OVP’de enflasyonun üzerinde bir kur seyri öngörmediklerini açıkladı.
Memur ve Emekli Maaşı
Memur maaşına 2024’te oransal bir artış olacağı için kaydeder bir yükseliş görüleceğini, bunun memur emeklisine de yansıyacağını ifade etti.
Yılmaz, işçi emeklileri ve asgari ücrette de dengeleyici oranları çalıştıklarını dile getirdi. Emekli aylığı ile ilgili çalışma yaptıklarını ve yıl sonuna kadar tamamlamayı planladıklarını bildirdi.
“KKM’de Aşamalı Çıkış Olacak”
KKM’nin geçici bir mekanizma olduğunu ve görevini yaptığını söyleyen Cumhurbaşkanı Yardımcısı, belirli bir büyüklüğe geldiği için ani bir duraklama yapamayacaklarını belirtti.
KKM’den çıkışın aşamalı bir şekilde olacağını, KKM’yi TL mevduata yönlendirmenin bir anda olmayacağını aktardı.
Özel bankalarda tüketime kaynak sağlayan bir yapının olduğunu, düzenlemelerin özel bankaları daha çok ticari kredilere yönlendireceğini paylaştı.

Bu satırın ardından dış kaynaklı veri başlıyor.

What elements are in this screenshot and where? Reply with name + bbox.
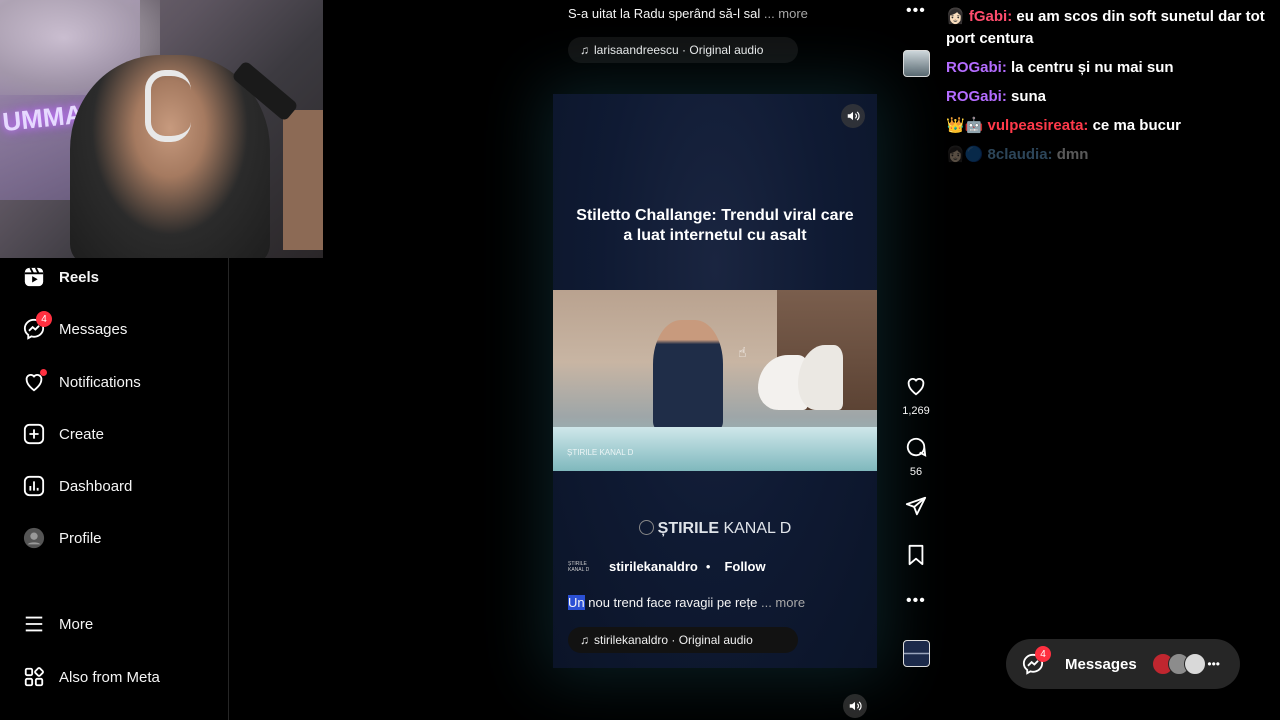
chat-message: ROGabi: la centru și nu mai sun	[946, 57, 1280, 79]
sidebar-item-label: Also from Meta	[59, 668, 160, 686]
speaker-icon[interactable]	[841, 104, 865, 128]
sidebar-item-also-from-meta[interactable]: Also from Meta	[22, 664, 160, 690]
chat-text: ce ma bucur	[1092, 117, 1181, 134]
send-icon[interactable]	[905, 495, 927, 522]
chat-text: suna	[1011, 88, 1047, 105]
music-note-icon: ♫	[580, 633, 589, 647]
sidebar-item-notifications[interactable]: Notifications	[22, 369, 141, 395]
speaker-icon[interactable]	[843, 694, 867, 718]
heart-icon	[22, 369, 47, 394]
comment-icon[interactable]	[905, 436, 927, 463]
reel-scene: ȘTIRILE KANAL D	[553, 290, 877, 471]
stream-chat: 👩🏻 fGabi: eu am scos din soft sunetul da…	[946, 6, 1280, 173]
music-note-icon: ♫	[580, 43, 589, 57]
chat-username: ROGabi:	[946, 59, 1007, 76]
sidebar-item-label: Profile	[59, 529, 102, 547]
reel-caption: Un nou trend face ravagii pe rețe ... mo…	[568, 595, 806, 610]
more-link[interactable]: ... more	[761, 595, 805, 610]
recent-contacts	[1152, 653, 1206, 675]
contact-avatar	[1184, 653, 1206, 675]
sidebar-item-messages[interactable]: 4 Messages	[22, 311, 128, 342]
channel-logo: ȘTIRILE KANAL D	[553, 520, 877, 538]
messenger-icon: 4	[1021, 646, 1051, 676]
messages-badge: 4	[36, 311, 52, 327]
like-action[interactable]: 1,269	[900, 375, 932, 417]
messages-label: Messages	[1065, 655, 1137, 673]
chat-username: fGabi:	[968, 8, 1013, 25]
follow-button[interactable]: Follow	[718, 556, 771, 577]
more-link[interactable]: ... more	[764, 6, 808, 21]
reels-icon	[22, 265, 46, 289]
sidebar-item-label: Create	[59, 425, 105, 443]
share-action[interactable]	[900, 495, 932, 522]
sidebar-item-label: Dashboard	[59, 477, 133, 495]
reel-account: ȘTIRILE KANAL D stirilekanaldro • Follow	[568, 556, 772, 577]
sidebar-item-more[interactable]: More	[22, 611, 93, 637]
options-icon[interactable]: •••	[906, 592, 926, 610]
previous-post-caption: S-a uitat la Radu sperând să-l sal ... m…	[568, 6, 808, 21]
sidebar-item-label: Messages	[59, 320, 128, 338]
channel-bug: ȘTIRILE KANAL D	[567, 448, 634, 457]
mouse-cursor-icon: ☝	[738, 344, 747, 360]
like-count: 1,269	[902, 405, 930, 417]
chart-icon	[22, 474, 46, 498]
news-anchor	[653, 320, 723, 430]
chat-username: ROGabi:	[946, 88, 1007, 105]
messages-bar[interactable]: 4 Messages •••	[1006, 639, 1240, 689]
comment-count: 56	[909, 466, 923, 478]
reel-headline: Stiletto Challange: Trendul viral care a…	[576, 207, 854, 244]
previous-post-options-icon[interactable]: •••	[906, 2, 926, 20]
chat-text: dmn	[1056, 146, 1089, 163]
sidebar-item-reels[interactable]: Reels	[22, 264, 99, 290]
chat-badges: 👑🤖	[946, 117, 984, 134]
streamer-webcam: UMMAN X KICK	[0, 0, 323, 258]
meta-apps-icon	[22, 665, 46, 689]
heart-icon[interactable]	[905, 375, 927, 402]
notification-dot	[40, 369, 47, 376]
previous-audio-thumbnail[interactable]	[903, 50, 930, 77]
chat-message: 👑🤖 vulpeasireata: ce ma bucur	[946, 115, 1280, 137]
sidebar-item-profile[interactable]: Profile	[22, 525, 102, 551]
hamburger-icon	[22, 612, 46, 636]
bookmark-icon[interactable]	[905, 544, 927, 571]
chat-badges: 👩🏻	[946, 8, 965, 25]
sidebar-item-label: Reels	[59, 268, 100, 286]
previous-audio-pill[interactable]: ♫ larisaandreescu · Original audio	[568, 37, 798, 63]
chat-message: 👩🏻 fGabi: eu am scos din soft sunetul da…	[946, 6, 1280, 50]
chat-text: la centru și nu mai sun	[1011, 59, 1174, 76]
chat-badges: 👩🏻🔵	[946, 146, 984, 163]
reel-audio-pill[interactable]: ♫ stirilekanaldro · Original audio	[568, 627, 798, 653]
ellipsis-icon: •••	[1207, 657, 1220, 671]
audio-thumbnail[interactable]	[903, 640, 930, 667]
chat-username: 8claudia:	[987, 146, 1053, 163]
sidebar-item-create[interactable]: Create	[22, 421, 104, 447]
comment-action[interactable]: 56	[900, 436, 932, 478]
chat-message: 👩🏻🔵 8claudia: dmn	[946, 144, 1280, 166]
save-action[interactable]	[900, 544, 932, 571]
profile-avatar	[22, 526, 46, 550]
sidebar-item-label: Notifications	[59, 373, 141, 391]
sidebar-item-label: More	[59, 615, 94, 633]
reel-video[interactable]: Stiletto Challange: Trendul viral care a…	[553, 94, 877, 668]
sidebar-item-dashboard[interactable]: Dashboard	[22, 473, 132, 499]
messages-badge: 4	[1035, 646, 1051, 662]
account-avatar[interactable]: ȘTIRILE KANAL D	[568, 560, 598, 574]
messenger-icon: 4	[22, 311, 52, 341]
chat-message: ROGabi: suna	[946, 86, 1280, 108]
chat-username: vulpeasireata:	[987, 117, 1089, 134]
account-username[interactable]: stirilekanaldro	[609, 559, 698, 574]
plus-square-icon	[22, 422, 46, 446]
sidebar-nav: Reels 4 Messages Notifications Create Da…	[0, 258, 229, 720]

Belirsizliğin ekonominin en büyük düşmanı olduğunu, Mayıs’ta 5 yıllık bir pencere açıldığını hatırlattı. Zor bir dönemde olduklarını ama bunun fırsatları da beraberinde getirdiğini dile getirdi.
Yılmaz, son olarak 2026’da 1,3 trilyon dolarlık milli gelire ulaşılacağını vurguladı.